No one noticed as Addie and Hally slipped into place at the edge of our class. They’d already made it to the room I hated most of all, and Addie kept our eyes on our hands, our shoes—anywhere but on the pictures hanging around us. But I could still remember them from last year, when our class had studied early American history and we’d spent the entire trip in this section of the museum instead of just passing through, as we were now.

There aren’t a lot of photographs salvaged from back then, of course. But the reconstructionist artists had spared no detail, no grimace of pain or patch of peeling, sunburned skin. And the photos that did exist hung heavily on the walls. Their grainy black-and-white quality didn’t hide the misery of the fields. The pain of the workers, little more than slaves, who were all our ancestors. Immigrants from the Old World who’d suffered back there for so many thousands of years before being shipped across a turbulent ocean to suffer anew in another land. Until the Revolution, when the hybrids finally fell.

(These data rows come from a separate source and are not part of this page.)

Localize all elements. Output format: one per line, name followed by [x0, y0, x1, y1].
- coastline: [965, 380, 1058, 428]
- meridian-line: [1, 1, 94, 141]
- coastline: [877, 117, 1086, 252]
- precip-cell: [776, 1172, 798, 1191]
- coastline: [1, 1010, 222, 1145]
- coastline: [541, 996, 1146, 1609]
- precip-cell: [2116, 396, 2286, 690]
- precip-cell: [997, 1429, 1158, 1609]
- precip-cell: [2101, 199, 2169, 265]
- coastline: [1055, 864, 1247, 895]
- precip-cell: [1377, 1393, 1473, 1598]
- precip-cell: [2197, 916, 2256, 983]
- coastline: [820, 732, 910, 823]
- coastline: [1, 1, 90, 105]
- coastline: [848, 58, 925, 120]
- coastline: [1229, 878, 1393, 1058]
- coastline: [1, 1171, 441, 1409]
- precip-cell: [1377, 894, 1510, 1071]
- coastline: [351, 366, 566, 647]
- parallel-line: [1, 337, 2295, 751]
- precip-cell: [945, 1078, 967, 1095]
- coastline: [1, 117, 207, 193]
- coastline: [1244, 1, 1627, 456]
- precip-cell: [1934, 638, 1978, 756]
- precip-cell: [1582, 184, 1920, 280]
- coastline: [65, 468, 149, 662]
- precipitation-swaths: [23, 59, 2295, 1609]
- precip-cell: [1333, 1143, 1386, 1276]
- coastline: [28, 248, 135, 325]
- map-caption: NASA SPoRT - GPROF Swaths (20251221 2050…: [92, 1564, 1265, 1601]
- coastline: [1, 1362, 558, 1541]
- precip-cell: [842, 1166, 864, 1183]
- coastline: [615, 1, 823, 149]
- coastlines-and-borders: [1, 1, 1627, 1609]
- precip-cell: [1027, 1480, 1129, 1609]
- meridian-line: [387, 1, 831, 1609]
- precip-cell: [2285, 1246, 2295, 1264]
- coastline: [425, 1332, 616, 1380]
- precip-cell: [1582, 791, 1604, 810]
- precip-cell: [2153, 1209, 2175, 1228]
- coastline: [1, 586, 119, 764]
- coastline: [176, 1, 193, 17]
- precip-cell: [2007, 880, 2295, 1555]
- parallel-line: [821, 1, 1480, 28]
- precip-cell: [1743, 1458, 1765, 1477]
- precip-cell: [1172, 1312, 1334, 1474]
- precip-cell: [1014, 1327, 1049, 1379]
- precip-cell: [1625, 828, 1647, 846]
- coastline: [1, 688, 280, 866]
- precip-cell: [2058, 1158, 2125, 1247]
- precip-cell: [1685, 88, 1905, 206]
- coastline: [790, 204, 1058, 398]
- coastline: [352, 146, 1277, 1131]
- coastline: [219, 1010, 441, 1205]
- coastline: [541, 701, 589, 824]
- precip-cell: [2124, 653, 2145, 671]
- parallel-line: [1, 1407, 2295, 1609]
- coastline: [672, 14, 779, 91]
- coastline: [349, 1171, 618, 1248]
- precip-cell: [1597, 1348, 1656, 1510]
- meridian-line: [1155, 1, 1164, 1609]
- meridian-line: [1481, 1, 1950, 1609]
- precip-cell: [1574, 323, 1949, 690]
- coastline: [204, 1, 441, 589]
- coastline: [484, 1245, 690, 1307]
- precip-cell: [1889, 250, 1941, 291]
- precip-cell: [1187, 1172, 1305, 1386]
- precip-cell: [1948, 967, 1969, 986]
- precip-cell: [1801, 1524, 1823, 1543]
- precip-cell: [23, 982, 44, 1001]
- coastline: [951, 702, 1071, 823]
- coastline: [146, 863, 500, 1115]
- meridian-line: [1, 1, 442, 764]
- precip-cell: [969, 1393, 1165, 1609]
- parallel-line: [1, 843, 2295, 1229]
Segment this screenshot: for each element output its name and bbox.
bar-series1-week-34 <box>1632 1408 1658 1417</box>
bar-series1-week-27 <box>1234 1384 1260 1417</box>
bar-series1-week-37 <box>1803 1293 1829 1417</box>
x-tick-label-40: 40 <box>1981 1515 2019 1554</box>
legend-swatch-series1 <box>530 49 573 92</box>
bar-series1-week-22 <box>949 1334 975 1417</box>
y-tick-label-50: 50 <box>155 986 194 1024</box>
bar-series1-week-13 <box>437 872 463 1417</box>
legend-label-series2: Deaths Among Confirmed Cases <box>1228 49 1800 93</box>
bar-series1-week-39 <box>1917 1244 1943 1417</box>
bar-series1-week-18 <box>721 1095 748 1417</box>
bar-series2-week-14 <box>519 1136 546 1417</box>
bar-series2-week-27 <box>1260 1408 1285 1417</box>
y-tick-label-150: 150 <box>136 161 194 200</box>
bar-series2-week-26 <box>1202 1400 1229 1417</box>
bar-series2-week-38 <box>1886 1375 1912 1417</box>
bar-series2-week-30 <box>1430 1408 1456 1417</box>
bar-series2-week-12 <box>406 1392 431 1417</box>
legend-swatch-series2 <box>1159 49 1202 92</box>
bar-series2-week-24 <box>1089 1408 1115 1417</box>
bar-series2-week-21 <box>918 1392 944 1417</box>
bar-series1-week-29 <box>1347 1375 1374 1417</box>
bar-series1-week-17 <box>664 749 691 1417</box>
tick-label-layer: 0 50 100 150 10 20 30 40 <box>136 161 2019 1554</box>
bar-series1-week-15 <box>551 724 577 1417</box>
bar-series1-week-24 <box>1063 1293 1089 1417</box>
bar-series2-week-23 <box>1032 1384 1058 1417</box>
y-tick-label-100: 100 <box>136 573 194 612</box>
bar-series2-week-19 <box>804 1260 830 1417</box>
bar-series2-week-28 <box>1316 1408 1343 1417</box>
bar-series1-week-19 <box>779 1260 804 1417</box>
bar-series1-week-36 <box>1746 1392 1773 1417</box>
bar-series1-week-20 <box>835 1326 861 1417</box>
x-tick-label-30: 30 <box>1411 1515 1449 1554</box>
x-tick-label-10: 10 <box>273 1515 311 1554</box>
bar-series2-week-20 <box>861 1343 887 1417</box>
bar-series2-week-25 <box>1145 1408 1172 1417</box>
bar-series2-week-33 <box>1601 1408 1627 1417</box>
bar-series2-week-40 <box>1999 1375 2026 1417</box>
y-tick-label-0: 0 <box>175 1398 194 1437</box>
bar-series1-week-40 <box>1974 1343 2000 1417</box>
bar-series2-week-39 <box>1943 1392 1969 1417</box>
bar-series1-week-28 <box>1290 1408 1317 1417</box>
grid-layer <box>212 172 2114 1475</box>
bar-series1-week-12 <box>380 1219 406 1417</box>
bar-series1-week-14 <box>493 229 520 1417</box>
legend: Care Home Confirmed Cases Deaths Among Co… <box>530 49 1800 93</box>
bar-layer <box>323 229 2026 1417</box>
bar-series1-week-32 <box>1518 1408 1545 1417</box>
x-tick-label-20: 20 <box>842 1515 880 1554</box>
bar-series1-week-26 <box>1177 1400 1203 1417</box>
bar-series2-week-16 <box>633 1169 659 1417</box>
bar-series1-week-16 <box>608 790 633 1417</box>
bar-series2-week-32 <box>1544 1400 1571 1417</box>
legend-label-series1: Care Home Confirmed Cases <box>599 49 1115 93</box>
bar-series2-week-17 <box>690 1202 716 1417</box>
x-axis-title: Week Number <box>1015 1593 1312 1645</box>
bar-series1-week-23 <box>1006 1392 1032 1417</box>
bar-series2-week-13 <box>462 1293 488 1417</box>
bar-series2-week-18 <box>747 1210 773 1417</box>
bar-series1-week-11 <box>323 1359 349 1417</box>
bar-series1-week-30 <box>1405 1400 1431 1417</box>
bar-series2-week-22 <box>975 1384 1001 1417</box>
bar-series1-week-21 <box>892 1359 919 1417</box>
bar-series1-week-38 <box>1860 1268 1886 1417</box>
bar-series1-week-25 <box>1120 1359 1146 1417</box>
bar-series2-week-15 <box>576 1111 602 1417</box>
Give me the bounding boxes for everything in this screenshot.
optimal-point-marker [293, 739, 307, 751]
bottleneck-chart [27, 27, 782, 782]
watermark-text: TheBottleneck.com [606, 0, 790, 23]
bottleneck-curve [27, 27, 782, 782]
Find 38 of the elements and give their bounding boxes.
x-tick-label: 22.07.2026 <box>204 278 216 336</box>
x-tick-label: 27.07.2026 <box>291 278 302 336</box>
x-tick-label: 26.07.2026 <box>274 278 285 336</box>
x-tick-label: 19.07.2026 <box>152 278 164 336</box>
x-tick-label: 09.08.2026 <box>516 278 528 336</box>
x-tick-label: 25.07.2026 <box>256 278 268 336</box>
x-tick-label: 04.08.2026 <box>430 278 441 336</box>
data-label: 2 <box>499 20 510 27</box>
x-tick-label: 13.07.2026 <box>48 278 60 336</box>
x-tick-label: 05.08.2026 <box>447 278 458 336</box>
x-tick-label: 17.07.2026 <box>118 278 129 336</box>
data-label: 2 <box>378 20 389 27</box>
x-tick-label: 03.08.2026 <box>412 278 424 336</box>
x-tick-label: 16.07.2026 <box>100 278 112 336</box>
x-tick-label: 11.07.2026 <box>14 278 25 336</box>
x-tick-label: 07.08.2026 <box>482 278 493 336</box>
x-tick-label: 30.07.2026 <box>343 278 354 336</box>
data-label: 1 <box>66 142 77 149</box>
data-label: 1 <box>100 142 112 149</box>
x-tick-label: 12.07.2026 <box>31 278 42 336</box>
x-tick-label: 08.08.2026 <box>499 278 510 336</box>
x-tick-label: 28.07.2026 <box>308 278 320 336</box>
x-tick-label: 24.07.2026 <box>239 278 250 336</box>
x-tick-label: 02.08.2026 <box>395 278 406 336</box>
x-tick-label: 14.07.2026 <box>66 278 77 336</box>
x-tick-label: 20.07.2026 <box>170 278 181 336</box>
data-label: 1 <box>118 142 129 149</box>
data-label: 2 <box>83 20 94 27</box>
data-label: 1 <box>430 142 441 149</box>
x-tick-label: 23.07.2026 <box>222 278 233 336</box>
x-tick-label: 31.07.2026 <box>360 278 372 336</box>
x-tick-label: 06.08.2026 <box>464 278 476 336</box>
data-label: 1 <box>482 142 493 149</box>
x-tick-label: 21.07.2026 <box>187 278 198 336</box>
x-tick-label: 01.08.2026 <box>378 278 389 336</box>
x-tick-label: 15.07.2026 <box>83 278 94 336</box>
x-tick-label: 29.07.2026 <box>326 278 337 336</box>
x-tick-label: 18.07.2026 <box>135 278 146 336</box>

The room was small, with only one entrance and exit. The crush of the other students made Addie hold our breath. Our heart thumped against our ribs. Everywhere she turned, we bumped into more bodies, all moving, some shoving each other back and forth, some laughing, the teacher scolding, threatening to start taking down names if they didn’t show a little more respect.

Addie shouldered our way through the room, for once not caring what the others might think. We were one of the first to get through the door. And we were going so fast, lurching past the others, that we were the first to hit the water.